Colorado ACLU Echoes for Stop to Attorney General's Assault on Civil Liberties
FOR IMMEDIATE RELEASE
Feb 12, 2003
In a recent announcement, the American Civil Liberties Union warned against the likely ineffectiveness of and danger to average Americans posed by the vast cyber-surveillance system known as Total Information Awareness (TIA).
"The Pentagon's plan for the most extensive data surveillance network in history will have real effects on real Americans," Katie Corrigan, ACLU Legislative Counsel told a nationwide teleconference with reporters and editors. "It will place millions of innocent Americans under government scrutiny in an epidemic of privacy invasion."
Representatives of a broad, right- and left-leaning coalition, which includes the ACLU, Americans for Tax Reform, the Center for Democracy and Technology, the Eagle Forum, and other organizations, were on hand to answer questions.

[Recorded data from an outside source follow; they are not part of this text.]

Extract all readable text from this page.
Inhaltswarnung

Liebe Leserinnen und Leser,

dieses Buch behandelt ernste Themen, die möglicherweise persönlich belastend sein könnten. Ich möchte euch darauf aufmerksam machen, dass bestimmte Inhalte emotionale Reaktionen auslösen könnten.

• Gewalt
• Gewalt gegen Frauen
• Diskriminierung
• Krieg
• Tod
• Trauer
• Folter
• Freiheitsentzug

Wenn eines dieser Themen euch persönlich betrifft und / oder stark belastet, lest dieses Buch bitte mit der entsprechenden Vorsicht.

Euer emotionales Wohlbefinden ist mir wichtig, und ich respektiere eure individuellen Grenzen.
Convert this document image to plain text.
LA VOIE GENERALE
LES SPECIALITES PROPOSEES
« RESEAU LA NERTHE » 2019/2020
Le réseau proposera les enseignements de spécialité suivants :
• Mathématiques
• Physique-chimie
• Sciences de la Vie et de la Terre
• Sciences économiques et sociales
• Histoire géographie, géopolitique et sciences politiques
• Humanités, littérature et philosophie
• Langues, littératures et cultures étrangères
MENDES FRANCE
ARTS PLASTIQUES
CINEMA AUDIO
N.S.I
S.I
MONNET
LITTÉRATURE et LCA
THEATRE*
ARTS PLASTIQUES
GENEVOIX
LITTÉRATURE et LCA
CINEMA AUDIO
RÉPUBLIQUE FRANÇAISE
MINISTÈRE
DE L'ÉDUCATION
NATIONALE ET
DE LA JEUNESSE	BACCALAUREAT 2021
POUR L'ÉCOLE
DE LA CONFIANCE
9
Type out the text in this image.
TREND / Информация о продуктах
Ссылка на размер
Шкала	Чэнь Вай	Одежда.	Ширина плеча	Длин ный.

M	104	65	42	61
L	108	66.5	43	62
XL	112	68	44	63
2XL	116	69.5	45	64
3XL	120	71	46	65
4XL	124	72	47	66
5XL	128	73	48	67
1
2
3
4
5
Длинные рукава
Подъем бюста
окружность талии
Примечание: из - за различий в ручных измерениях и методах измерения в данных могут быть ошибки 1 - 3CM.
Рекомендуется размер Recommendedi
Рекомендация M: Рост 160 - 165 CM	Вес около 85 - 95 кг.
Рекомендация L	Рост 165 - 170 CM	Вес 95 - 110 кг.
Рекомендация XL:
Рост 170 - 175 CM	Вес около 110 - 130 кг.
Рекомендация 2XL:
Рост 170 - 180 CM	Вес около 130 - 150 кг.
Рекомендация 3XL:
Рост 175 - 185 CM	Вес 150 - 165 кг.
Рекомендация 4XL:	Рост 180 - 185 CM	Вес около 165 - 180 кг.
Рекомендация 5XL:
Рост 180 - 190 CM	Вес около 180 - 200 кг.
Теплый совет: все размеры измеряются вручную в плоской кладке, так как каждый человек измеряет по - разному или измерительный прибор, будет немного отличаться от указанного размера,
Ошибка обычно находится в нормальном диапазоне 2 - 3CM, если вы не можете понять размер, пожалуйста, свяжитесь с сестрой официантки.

Much of the briefing focused on the practical dangers inherent in TIA for average Americans and how the system will erode the ability of communities across the country to maintain control over their personal information.
Coloradans are keenly aware of the dangers to the integrity of their personal information by the recent disclosure that the Denver Police Department kept intelligence files on individuals who exercised their First Amendment rights by participating in peaceful protests. Some of these people were labeled as "criminal extremists" by members of the Police Department who assigned them to arbitrary categories in the Police database.
The ACLU of Colorado Foundation released a document on January 22, 2003, from the Denver Police Spy Files showing that the Colorado Springs Police Department and the Air Force Office of Special Investigations collected information on individuals at a peaceful demonstration at Peterson Air Force Base in 1999 and shared it with the Denver Police Department. An ongoing class action lawsuit filed by the ACLU of Colorado challenges the Police Department's Spy Files and the practice of monitoring peaceful protesters and keeping files on the expressive activities of peaceful critics of government policies.
Total Information Awareness developers, led by former Reagan National Security Adviser and convicted felon John Poindexter, intends to create the infrastructure to allow the government to use "data-mining" technology to track and monitor, among many other things, innocent Americans' financial, health, travel and credit card records. The program has been billed as an anti-terrorism tool; however, many technical experts question its viability, and civil liberties and privacy advocates oppose the system for its potential disastrous effects on core freedoms.